Inside the fourth floor women’s restroom in the Undergraduate Academics Center sits a caddy stocked with women’s sanitary products provided by the Tampon Club serving as a communal pad and tampon site for students on campus.
The Tampon Club began supplying these products in the UAC bathroom a year and a half ago. The products are provided by members of the club but donations of sanitary products are accepted.
Notes of positivity are scrawled out on colored paper behind it and occasional candies are left out to enjoy.
Positive messages left by the caddy have been the largest form of support for the Tampon Club. There are signs on the bathroom walls provided for women to write these messages, and they fill up the quickly.
Notes of positivity such as, “Women are amazing,” and, “This saved me,” have been left on the signs.

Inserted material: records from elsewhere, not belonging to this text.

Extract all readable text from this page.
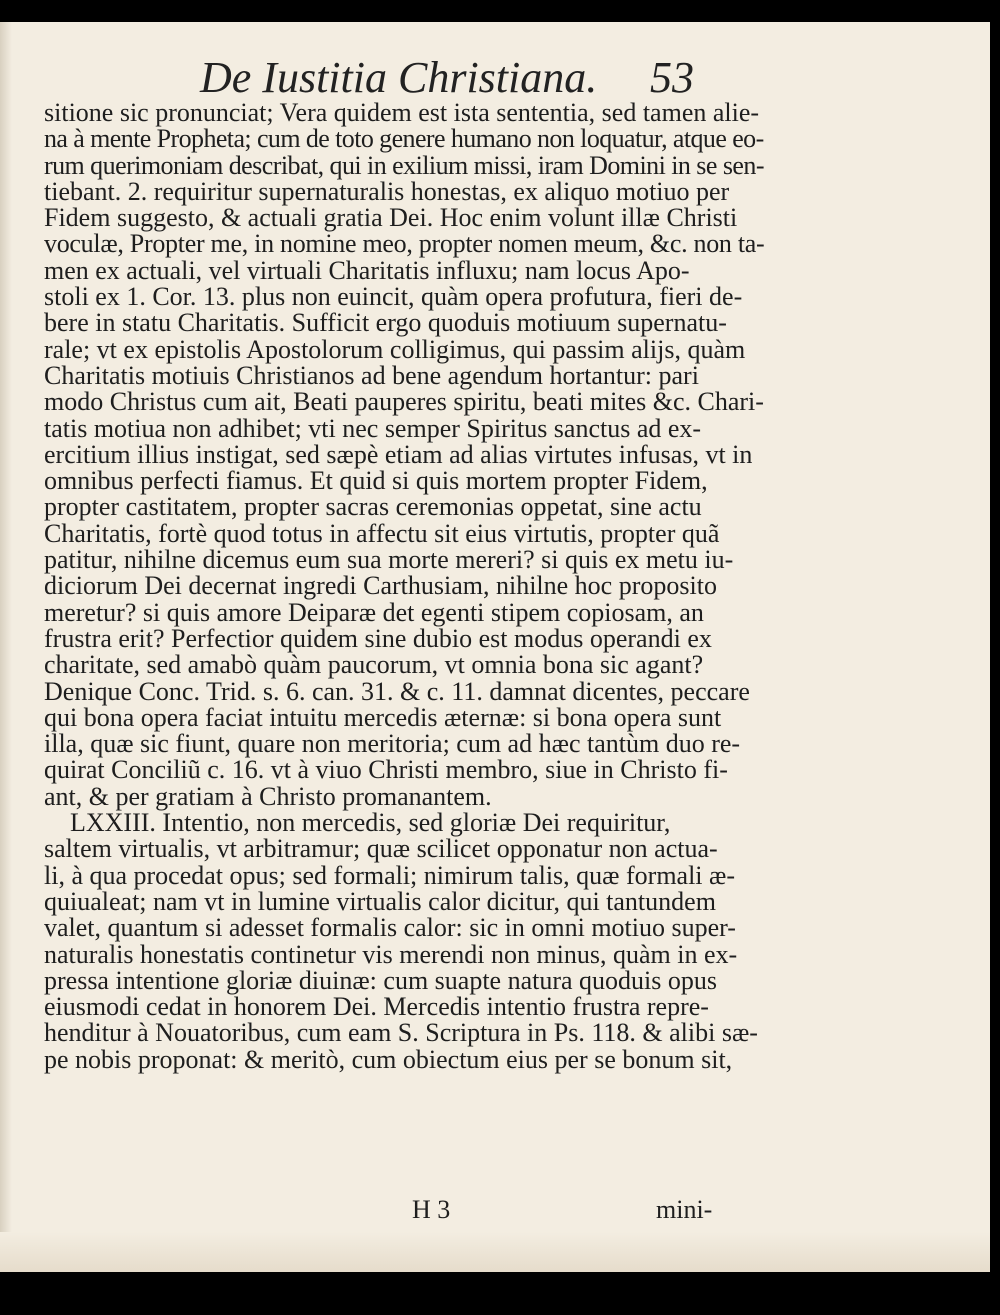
De Iustitia Christiana. 53
sitione sic pronunciat; Vera quidem est ista sententia, sed tamen alie-
na à mente Propheta; cum de toto genere humano non loquatur, atque eo-
rum querimoniam describat, qui in exilium missi, iram Domini in se sen-
tiebant. 2. requiritur supernaturalis honestas, ex aliquo motiuo per
Fidem suggesto, & actuali gratia Dei. Hoc enim volunt illæ Christi
voculæ, Propter me, in nomine meo, propter nomen meum, &c. non ta-
men ex actuali, vel virtuali Charitatis influxu; nam locus Apo-
stoli ex 1. Cor. 13. plus non euincit, quàm opera profutura, fieri de-
bere in statu Charitatis. Sufficit ergo quoduis motiuum supernatu-
rale; vt ex epistolis Apostolorum colligimus, qui passim alijs, quàm
Charitatis motiuis Christianos ad bene agendum hortantur: pari
modo Christus cum ait, Beati pauperes spiritu, beati mites &c. Chari-
tatis motiua non adhibet; vti nec semper Spiritus sanctus ad ex-
ercitium illius instigat, sed sæpè etiam ad alias virtutes infusas, vt in
omnibus perfecti fiamus. Et quid si quis mortem propter Fidem,
propter castitatem, propter sacras ceremonias oppetat, sine actu
Charitatis, fortè quod totus in affectu sit eius virtutis, propter quã
patitur, nihilne dicemus eum sua morte mereri? si quis ex metu iu-
diciorum Dei decernat ingredi Carthusiam, nihilne hoc proposito
meretur? si quis amore Deiparæ det egenti stipem copiosam, an
frustra erit? Perfectior quidem sine dubio est modus operandi ex
charitate, sed amabò quàm paucorum, vt omnia bona sic agant?
Denique Conc. Trid. s. 6. can. 31. & c. 11. damnat dicentes, peccare
qui bona opera faciat intuitu mercedis æternæ: si bona opera sunt
illa, quæ sic fiunt, quare non meritoria; cum ad hæc tantùm duo re-
quirat Conciliũ c. 16. vt à viuo Christi membro, siue in Christo fi-
ant, & per gratiam à Christo promanantem.
LXXIII. Intentio, non mercedis, sed gloriæ Dei requiritur,
saltem virtualis, vt arbitramur; quæ scilicet opponatur non actua-
li, à qua procedat opus; sed formali; nimirum talis, quæ formali æ-
quiualeat; nam vt in lumine virtualis calor dicitur, qui tantundem
valet, quantum si adesset formalis calor: sic in omni motiuo super-
naturalis honestatis continetur vis merendi non minus, quàm in ex-
pressa intentione gloriæ diuinæ: cum suapte natura quoduis opus
eiusmodi cedat in honorem Dei. Mercedis intentio frustra repre-
henditur à Nouatoribus, cum eam S. Scriptura in Ps. 118. & alibi sæ-
pe nobis proponat: & meritò, cum obiectum eius per se bonum sit,
H 3	mini-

Anonymous writings of thanks and encouragement continue to pour in.
Alyssa Garza, administrative assistant at the Center for Diversity and Gender Studies, and graduate students, were inspired to create the project after hearing about the anonymous provider of communal tampons and pads at Taylor Murphy Hall.
After experiencing several students coming into their office and asking for pads and tampons, the Tampon Club acted.
Maggie Chamberlain, former sociology graduate student and co-founder of the Tampon Club, said students spend hours of their day on campus and have little access to cleanliness for something that occurs naturally, which can be really inconvenient.
“It’s a normal part of women’s lives, especially (cisgender) women, and to not have access to products on campus strikes me as odd,” Chamberlain said.
Bridgette Dobesh, English senior, said she should have more access to these products.
“It’s something that’s considered a luxury and not a necessity which is sad,” Dobesh said. “I should have it there if I need it.”
The founders of the club said apart from the LBJ Student Center, there are no sanitary product dispensers inside women’s restrooms on campus.
Chamberlain said it’s frustrating that student health services are part of tuition and yet a portion of those fees aren’t allocated to women’s sanitary products.
According to the Women’s Clinic at the Student Health Center, condoms are available over-the-counter although it does not show pads or tampons for sale.
“The attitude that people have toward women’s bodies and, generally speaking, is totally inappropriate and backwards,” Chamberlain said. “There’s a huge portion of our Bobcat family whose health needs are ignored because of that.”
Sarah Rodriguez, English sophomore, noticed the lack of women’s sanitary products on campus and said she also attributes the absence to the negative stigma about periods.
“If there are condoms in a vending machine in my old dorm, why is there no dispenser in the bathrooms around campus?” Rodriguez said.
Chamberlain said the negative stigma inspired her to be a part of this project. While the crafty nature of the founders played a part in the colorful display in the initial discussion, Chamberlain was focused on making the presentation inviting.
“Yeah, it’s adorable but it’s also a statement,” Chamberlain said. “We shouldn’t be ashamed of something that’s natural.”
The Tampon Club is always seeking donations to its bucket, which can be found in the UAC fourth floor bathroom, in an effort to increase the accessibility of women’s sanitary products at Texas State.